Following her retirement from UC Berkeley, Marcus turned her scholarly attention to therapeutic landscapes in healthcare, a field that brought together her academic rigor and lifelong love of gardening. She published extensively, consulted on healthcare and senior living gardens, and co-authored Healing Gardens: Therapeutic Benefits and Design Recommendations with Marni Barnes (1999) and Therapeutic Landscapes: An Evidence-Based Approach to Designing Healing Gardens and Restorative Outdoor Spaces (2014) with University of Maryland professor and CED alum Naomi Sachs. “I think I literally jumped for joy when she asked me to co-author Therapeutic Landscapes,” says Sachs. “Clare’s writing was an inspirational combination of intelligence and straightforwardness… She was inquisitive, sharp, rigorous, and empathetic. She also had a delightful sense of humor.”
Marcus’s love of nature was rooted in her childhood in the English countryside during World War II. Over nearly five decades, she transformed the garden of her Berkeley home into a flourishing landscape that reflected her belief in the restorative power of place. At the time of her death, Marcus had just completed another memoir, Groundbreaking: My Unmapped Path as an Academic, Mother, and Gardener, scheduled for publication in May 2026 by New Village Press.
Berkeley Professor Louise Mozingo acknowledges that “Clare generously and wonderfully mentored me, and countless others, as we proceeded in our careers, providing a wise sounding board, but also new observations and insights to think about and a continuing sense of enthusiasm and adventure in contemplating the lived environment.” Her Berkeley colleague and Professor Emeritus Randolph Hester credits Marcus’ commitment to community “that infused our department with a shared destiny I experienced nowhere else; she made us all better academics and better human beings.” Marcus’s scholarship, teaching, and mentorship indelibly shaped the College of Environmental Design and the broader fields of architecture and landscape architecture. Her work continues to influence how designers, researchers, and students understand—and honor—the lived experience of people in the environments they create.
Professor Clare Cooper Marcus died on January 18, 2026, in her Elmwood home, facing her beloved garden.
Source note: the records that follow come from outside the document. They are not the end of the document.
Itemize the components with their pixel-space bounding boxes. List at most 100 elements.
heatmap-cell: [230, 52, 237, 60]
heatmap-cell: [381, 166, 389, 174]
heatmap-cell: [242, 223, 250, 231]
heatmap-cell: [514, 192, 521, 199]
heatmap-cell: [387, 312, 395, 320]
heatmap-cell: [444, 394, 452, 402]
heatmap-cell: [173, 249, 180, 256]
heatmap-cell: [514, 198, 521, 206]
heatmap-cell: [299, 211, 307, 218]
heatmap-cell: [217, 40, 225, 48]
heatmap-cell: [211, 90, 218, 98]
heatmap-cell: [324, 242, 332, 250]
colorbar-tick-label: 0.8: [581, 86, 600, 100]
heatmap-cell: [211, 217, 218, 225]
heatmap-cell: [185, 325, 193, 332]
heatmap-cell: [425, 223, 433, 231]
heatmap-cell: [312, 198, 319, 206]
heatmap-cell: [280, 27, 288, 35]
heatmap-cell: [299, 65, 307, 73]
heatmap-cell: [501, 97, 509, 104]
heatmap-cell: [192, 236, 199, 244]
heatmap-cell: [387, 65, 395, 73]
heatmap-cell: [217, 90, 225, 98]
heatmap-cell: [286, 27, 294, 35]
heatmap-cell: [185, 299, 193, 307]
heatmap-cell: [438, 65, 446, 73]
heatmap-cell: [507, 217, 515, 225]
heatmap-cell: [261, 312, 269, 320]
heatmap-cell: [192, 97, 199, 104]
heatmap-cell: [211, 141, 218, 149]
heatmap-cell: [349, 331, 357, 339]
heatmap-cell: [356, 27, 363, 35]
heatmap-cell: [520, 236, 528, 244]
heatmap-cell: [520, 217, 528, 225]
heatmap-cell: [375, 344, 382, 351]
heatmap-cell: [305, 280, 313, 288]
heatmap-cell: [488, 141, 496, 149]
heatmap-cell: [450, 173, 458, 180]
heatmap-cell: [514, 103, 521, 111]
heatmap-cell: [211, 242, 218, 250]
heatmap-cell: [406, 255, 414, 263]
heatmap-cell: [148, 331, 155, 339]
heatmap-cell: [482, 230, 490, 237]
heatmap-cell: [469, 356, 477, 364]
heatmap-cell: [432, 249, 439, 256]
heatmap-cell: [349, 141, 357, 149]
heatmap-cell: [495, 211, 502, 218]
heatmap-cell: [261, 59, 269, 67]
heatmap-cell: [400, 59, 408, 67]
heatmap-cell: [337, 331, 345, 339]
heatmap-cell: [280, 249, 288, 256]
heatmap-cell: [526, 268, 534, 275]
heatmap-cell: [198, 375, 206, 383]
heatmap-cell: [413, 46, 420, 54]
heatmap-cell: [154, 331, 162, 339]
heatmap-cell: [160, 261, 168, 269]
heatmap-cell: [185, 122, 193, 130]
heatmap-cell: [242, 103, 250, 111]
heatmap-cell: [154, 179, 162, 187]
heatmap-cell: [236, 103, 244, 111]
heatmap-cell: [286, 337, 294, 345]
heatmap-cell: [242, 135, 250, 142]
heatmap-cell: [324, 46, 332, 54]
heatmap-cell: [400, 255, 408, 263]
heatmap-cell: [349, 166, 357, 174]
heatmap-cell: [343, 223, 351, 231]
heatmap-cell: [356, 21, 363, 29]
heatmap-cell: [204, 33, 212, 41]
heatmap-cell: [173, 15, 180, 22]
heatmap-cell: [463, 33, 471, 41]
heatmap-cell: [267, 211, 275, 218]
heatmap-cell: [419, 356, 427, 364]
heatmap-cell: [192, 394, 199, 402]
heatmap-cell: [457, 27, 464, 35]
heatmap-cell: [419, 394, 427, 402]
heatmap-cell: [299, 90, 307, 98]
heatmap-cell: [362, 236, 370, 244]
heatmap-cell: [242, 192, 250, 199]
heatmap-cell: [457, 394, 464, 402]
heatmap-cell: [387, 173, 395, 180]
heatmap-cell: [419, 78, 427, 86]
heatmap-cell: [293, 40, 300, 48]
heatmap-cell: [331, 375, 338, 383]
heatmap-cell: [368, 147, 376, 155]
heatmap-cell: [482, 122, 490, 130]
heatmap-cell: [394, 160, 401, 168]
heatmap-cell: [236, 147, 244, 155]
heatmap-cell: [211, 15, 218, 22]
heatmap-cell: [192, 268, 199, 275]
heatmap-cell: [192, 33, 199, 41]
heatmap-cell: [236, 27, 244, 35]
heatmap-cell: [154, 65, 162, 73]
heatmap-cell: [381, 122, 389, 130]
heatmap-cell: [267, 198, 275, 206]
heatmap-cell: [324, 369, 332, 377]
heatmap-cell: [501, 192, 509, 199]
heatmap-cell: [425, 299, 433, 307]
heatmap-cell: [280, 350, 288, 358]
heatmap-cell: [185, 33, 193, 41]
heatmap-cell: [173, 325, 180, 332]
Surviving family members include her son, J. Cooper Marcus; her daughter, Lucy Hermione Marcus; her daughter-in-law, Angela Laffan; her grandsons, Myles and Remington; her brother, Anthony Cooper, in England; and numerous nieces and nephews, as well as great- and great-great-nieces and nephews, in Canada and England. Marcus was predeceased by her parents, her older brother Paul, and her former husband, Stephen Marcus, a landscape architect in San Francisco.